Texas Hondo, the next of the Jalapeno Popper/Tex colts, is at Landrum Stables. Wink showed him to reserve at the fall Decatur, Ala., show. A red weanling colt with a stripe on his face roams the Texas pasture. Born the week after Nancy’s dad died, they named him John B. Tex. “We’re excited about him – but it will be another year,” Nancy said.

Yes, the Groovers lives have changed – but that’s not bad. Both still ride and Wink is a popular judge. Now they have time to enjoy traveling. “We’ve been to Aspen, a place I’d never visited. And Wink likes to go out west, so we spent a week out there.
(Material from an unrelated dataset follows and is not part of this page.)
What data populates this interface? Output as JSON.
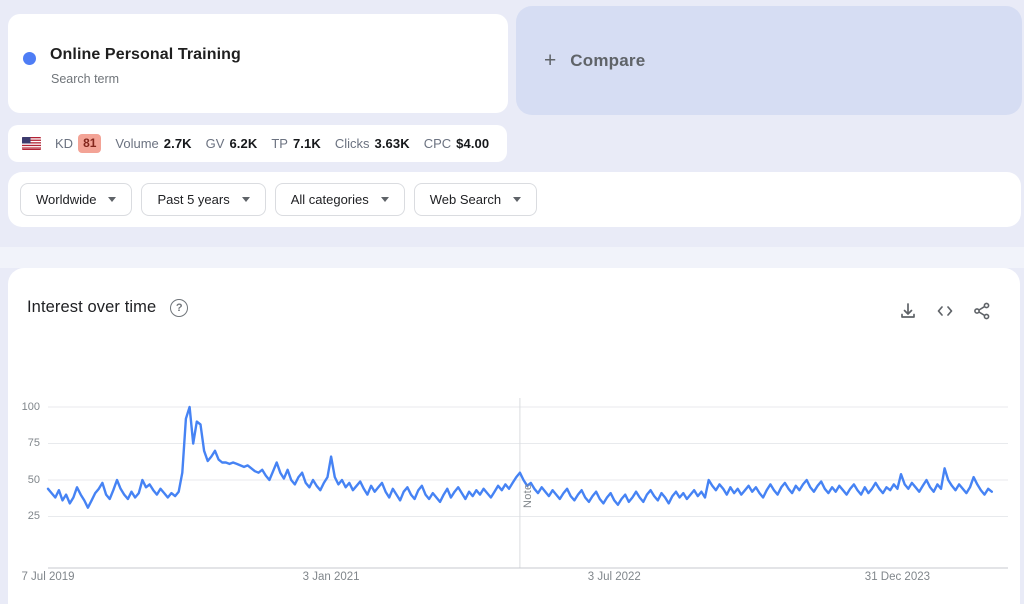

Then I met a cousin from California in New York for a girls’ week.”

Yet their first love remains one another – and the horses. What will next year bring? Nancy and Salsa could show under 15.2; perhaps she will be up on Hondo.
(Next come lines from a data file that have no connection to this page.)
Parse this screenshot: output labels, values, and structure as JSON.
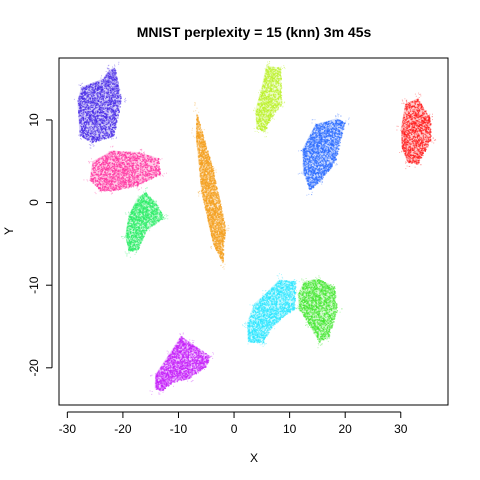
{
  "chart_data": {
    "type": "scatter",
    "title": "MNIST perplexity = 15 (knn) 3m 45s",
    "xlabel": "X",
    "ylabel": "Y",
    "xlim": [
      -31.5,
      38.5
    ],
    "ylim": [
      -24.5,
      17.5
    ],
    "xticks": [
      -30,
      -20,
      -10,
      0,
      10,
      20,
      30
    ],
    "yticks": [
      -20,
      -10,
      0,
      10
    ],
    "grid": false,
    "legend": "none",
    "series": [
      {
        "color": "#ff1414",
        "outline": [
          [
            30.0,
            9.0
          ],
          [
            30.8,
            12.0
          ],
          [
            33.0,
            12.6
          ],
          [
            35.3,
            10.3
          ],
          [
            35.4,
            7.6
          ],
          [
            33.0,
            4.7
          ],
          [
            31.2,
            4.9
          ],
          [
            30.2,
            6.5
          ]
        ]
      },
      {
        "color": "#2468ff",
        "outline": [
          [
            12.4,
            3.8
          ],
          [
            12.3,
            6.5
          ],
          [
            14.6,
            9.5
          ],
          [
            18.5,
            10.2
          ],
          [
            19.9,
            9.7
          ],
          [
            18.2,
            5.0
          ],
          [
            15.4,
            2.6
          ],
          [
            13.6,
            1.5
          ]
        ]
      },
      {
        "color": "#b8f020",
        "outline": [
          [
            3.8,
            11.2
          ],
          [
            4.7,
            13.4
          ],
          [
            5.8,
            16.6
          ],
          [
            8.4,
            16.3
          ],
          [
            8.5,
            12.0
          ],
          [
            6.7,
            10.3
          ],
          [
            5.5,
            8.6
          ],
          [
            4.0,
            9.0
          ]
        ]
      },
      {
        "color": "#4424e6",
        "outline": [
          [
            -28.2,
            12.3
          ],
          [
            -27.5,
            14.0
          ],
          [
            -23.6,
            15.0
          ],
          [
            -22.6,
            16.0
          ],
          [
            -21.5,
            16.4
          ],
          [
            -20.3,
            12.4
          ],
          [
            -21.7,
            8.1
          ],
          [
            -25.6,
            7.3
          ],
          [
            -27.8,
            8.1
          ]
        ]
      },
      {
        "color": "#ff2b9c",
        "outline": [
          [
            -26.0,
            2.8
          ],
          [
            -25.5,
            5.0
          ],
          [
            -22.0,
            6.3
          ],
          [
            -16.9,
            6.1
          ],
          [
            -13.7,
            5.4
          ],
          [
            -13.3,
            3.5
          ],
          [
            -17.3,
            2.1
          ],
          [
            -21.5,
            1.5
          ],
          [
            -24.1,
            1.4
          ]
        ]
      },
      {
        "color": "#f4a020",
        "outline": [
          [
            -6.8,
            10.9
          ],
          [
            -5.8,
            8.6
          ],
          [
            -3.8,
            4.0
          ],
          [
            -1.6,
            -3.0
          ],
          [
            -2.1,
            -7.3
          ],
          [
            -3.8,
            -5.0
          ],
          [
            -5.9,
            1.2
          ],
          [
            -6.9,
            8.0
          ]
        ]
      },
      {
        "color": "#28ec64",
        "outline": [
          [
            -19.6,
            -4.0
          ],
          [
            -19.0,
            -1.5
          ],
          [
            -17.5,
            0.5
          ],
          [
            -16.0,
            1.3
          ],
          [
            -14.1,
            0.0
          ],
          [
            -12.6,
            -1.8
          ],
          [
            -15.7,
            -3.2
          ],
          [
            -17.4,
            -5.7
          ],
          [
            -19.0,
            -5.9
          ]
        ]
      },
      {
        "color": "#28e6ff",
        "outline": [
          [
            2.3,
            -14.6
          ],
          [
            3.5,
            -12.3
          ],
          [
            5.6,
            -11.0
          ],
          [
            8.1,
            -9.3
          ],
          [
            11.0,
            -9.5
          ],
          [
            10.9,
            -12.8
          ],
          [
            6.8,
            -14.9
          ],
          [
            5.2,
            -16.9
          ],
          [
            2.5,
            -16.9
          ]
        ]
      },
      {
        "color": "#3ee62a",
        "outline": [
          [
            11.5,
            -11.0
          ],
          [
            12.6,
            -9.5
          ],
          [
            15.1,
            -9.2
          ],
          [
            18.0,
            -10.1
          ],
          [
            18.5,
            -13.0
          ],
          [
            17.0,
            -16.2
          ],
          [
            15.3,
            -16.9
          ],
          [
            13.3,
            -14.6
          ],
          [
            11.6,
            -12.8
          ]
        ]
      },
      {
        "color": "#c41efa",
        "outline": [
          [
            -14.3,
            -22.5
          ],
          [
            -14.2,
            -20.8
          ],
          [
            -11.6,
            -18.2
          ],
          [
            -9.6,
            -16.1
          ],
          [
            -7.8,
            -17.0
          ],
          [
            -4.4,
            -18.5
          ],
          [
            -5.0,
            -19.8
          ],
          [
            -8.0,
            -21.2
          ],
          [
            -11.0,
            -21.7
          ],
          [
            -13.0,
            -22.7
          ]
        ]
      }
    ]
  }
}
As for their trophies and ribbons: Nancy has a cubby hole in her kitchen stuffed with ribbons, primarily Salsa’s. “I’m not very good at putting them up, she said. “I’m not one of that kind of organized people.”

The Groover home may not be suitable for a trophy and ribbon room. Instead of ribbons, Nancy surrounds herself with pictures of Salsa, Tex, Wink and others important in her life. She can never forget.